As human beings, we are creatures of habits.
Be it good or bad, consciously or unconsciously, we develop routines and habits. Once something is established as a routine, it gives us a sense of comfort and safety; ask any parent about this and you will hear how important the routine is for a child. Amazingly, in the process of life, we oftentimes lose the meaning and essence of habit – we see habits as a manifestation of comfort as opposed to a response to wanting to grow.
Growing (at all levels) is about:
-continously being on the lookout for new habits to develop
-challenging oneself to scrutinize and push beyond comfort levels and fears
-daring to believe and work towards a dream
-being ready to fail while trying.
There is a lot of literature in this area of habit creation but three books I recommend to shape your habit creation habits are:
- “The 5 second rule” by Mel Robbins. It is based on the theory that within five seconds, our brain will talk us out of pretty much anything we know we should do but we might fast enough think it would be too hard, too late or too early to do it. By counting backwards 5-4-3-2-1, we spring through action and quiet our mind, therefore breaking the habit of hesitating, overthinking or holding ourselves back. For instance, you wake up in the morning and your first thought is to run. But then you feel too tired to do it. With 5-4-3-2-1, you act upon your initial thought without allowing your feelings to change your mind.
- “The One Thing” by Gary Keller. The myth of multitasking is dispelled to give place to the power of prioritization and clarity by focusing on the one most important thing that will lead to success. By doing the most important thing, one at a time, a domino effect is created to achieve extraordinary results. Instead of trying too much, ask yourself what’s the one thing I can do today to reach my goal, improve a relationship, get fit etc…

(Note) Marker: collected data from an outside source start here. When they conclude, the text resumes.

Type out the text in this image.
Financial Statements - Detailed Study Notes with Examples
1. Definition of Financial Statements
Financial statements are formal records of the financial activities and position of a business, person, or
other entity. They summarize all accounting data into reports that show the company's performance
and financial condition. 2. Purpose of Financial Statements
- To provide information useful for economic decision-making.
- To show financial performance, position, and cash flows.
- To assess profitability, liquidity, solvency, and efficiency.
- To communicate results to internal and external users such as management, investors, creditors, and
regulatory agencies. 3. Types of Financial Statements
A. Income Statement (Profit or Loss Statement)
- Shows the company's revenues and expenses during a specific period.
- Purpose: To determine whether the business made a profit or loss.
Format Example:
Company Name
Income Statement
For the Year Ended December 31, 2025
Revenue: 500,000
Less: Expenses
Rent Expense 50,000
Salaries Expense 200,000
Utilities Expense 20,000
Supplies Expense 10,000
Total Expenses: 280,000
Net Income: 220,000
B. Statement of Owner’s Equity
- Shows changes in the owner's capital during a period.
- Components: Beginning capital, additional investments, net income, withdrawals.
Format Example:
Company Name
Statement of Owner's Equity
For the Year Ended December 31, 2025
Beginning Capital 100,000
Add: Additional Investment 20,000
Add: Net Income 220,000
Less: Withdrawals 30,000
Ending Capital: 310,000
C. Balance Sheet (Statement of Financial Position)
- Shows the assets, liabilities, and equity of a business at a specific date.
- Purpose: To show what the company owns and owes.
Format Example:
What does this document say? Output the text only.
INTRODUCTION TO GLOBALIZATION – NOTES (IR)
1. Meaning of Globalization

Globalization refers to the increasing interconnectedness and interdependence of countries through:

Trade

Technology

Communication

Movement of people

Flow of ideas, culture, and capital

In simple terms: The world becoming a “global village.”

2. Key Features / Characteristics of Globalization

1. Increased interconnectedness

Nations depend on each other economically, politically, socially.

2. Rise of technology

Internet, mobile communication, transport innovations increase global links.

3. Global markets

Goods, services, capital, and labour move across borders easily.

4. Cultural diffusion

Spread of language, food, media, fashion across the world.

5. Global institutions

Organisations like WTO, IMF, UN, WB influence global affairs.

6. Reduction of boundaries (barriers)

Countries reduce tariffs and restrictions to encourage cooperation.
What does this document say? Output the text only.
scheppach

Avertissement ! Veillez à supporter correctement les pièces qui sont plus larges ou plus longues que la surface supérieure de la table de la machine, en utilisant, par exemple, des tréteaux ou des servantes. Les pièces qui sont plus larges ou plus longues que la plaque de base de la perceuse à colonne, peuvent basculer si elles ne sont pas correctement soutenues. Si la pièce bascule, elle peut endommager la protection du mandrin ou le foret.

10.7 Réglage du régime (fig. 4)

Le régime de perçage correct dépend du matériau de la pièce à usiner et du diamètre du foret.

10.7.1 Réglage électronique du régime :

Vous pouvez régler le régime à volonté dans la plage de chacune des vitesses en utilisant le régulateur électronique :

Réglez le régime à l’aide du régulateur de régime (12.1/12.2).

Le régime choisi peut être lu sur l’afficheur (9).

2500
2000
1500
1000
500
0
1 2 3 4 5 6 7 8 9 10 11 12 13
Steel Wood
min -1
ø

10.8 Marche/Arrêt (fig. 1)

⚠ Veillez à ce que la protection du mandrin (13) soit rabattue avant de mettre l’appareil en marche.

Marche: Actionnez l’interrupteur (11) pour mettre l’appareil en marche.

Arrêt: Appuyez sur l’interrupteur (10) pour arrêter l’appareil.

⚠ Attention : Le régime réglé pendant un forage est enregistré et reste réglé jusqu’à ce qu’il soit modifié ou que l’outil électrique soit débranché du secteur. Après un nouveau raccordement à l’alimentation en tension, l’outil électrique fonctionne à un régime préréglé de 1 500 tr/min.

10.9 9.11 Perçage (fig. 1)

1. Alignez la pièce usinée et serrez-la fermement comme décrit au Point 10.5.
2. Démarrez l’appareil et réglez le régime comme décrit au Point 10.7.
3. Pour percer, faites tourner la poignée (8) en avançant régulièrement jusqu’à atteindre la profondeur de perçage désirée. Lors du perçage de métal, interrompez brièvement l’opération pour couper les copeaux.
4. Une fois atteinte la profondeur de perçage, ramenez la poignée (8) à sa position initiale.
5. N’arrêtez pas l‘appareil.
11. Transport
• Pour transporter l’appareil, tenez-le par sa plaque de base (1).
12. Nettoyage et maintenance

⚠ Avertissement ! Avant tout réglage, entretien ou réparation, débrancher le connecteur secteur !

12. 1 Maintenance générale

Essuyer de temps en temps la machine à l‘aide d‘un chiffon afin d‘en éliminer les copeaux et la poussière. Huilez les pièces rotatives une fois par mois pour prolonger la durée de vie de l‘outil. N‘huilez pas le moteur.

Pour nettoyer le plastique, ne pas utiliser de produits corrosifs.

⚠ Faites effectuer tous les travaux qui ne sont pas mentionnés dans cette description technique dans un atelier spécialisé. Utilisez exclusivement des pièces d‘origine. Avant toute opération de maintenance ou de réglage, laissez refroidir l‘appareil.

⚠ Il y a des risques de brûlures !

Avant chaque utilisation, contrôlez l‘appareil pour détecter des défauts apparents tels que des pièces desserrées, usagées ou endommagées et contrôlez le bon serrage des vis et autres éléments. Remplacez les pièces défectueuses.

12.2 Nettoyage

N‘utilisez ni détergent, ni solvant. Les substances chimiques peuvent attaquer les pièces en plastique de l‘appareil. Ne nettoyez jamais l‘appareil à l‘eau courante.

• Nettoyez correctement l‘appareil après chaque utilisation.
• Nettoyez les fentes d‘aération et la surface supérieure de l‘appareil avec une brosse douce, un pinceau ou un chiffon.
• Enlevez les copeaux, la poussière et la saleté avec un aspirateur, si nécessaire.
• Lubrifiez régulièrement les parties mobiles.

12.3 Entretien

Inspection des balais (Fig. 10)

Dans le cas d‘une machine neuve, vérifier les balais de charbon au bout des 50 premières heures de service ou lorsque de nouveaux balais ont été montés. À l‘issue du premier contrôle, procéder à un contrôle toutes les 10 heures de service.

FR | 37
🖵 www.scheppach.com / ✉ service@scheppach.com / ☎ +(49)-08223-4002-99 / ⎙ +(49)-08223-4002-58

- “The 7 Habits of Highly Effective People” by Stephen R Covey. In this classic book, sold in over 15 million copies, Stephen comes up with a time management matrix of activities based on what’s urgent vs not urgent, important vs not important. For instance, if most of your focus is on urgent and important, you are likely in a perpetual crisis management mode, a sure pathway to stress and burnout. Intentionally scheduling activities that are important but not urgent is a condition for lasting growth and success. The seven habits that Stephen found in common across highly effective people include being proactive, begin with the end in mind, put first things first, feeding a cycle of effectiveness and success.
Every day, we have a choice as to what habit we grow or replace, what we intently take on or ignore, what we complacently accept or challenge to change.
Ultimately, there is power in each habit, a power that could make us grow or keep us captive.
Use the muscle of habit creation to move beyond fears and take one step further in a journey of growth!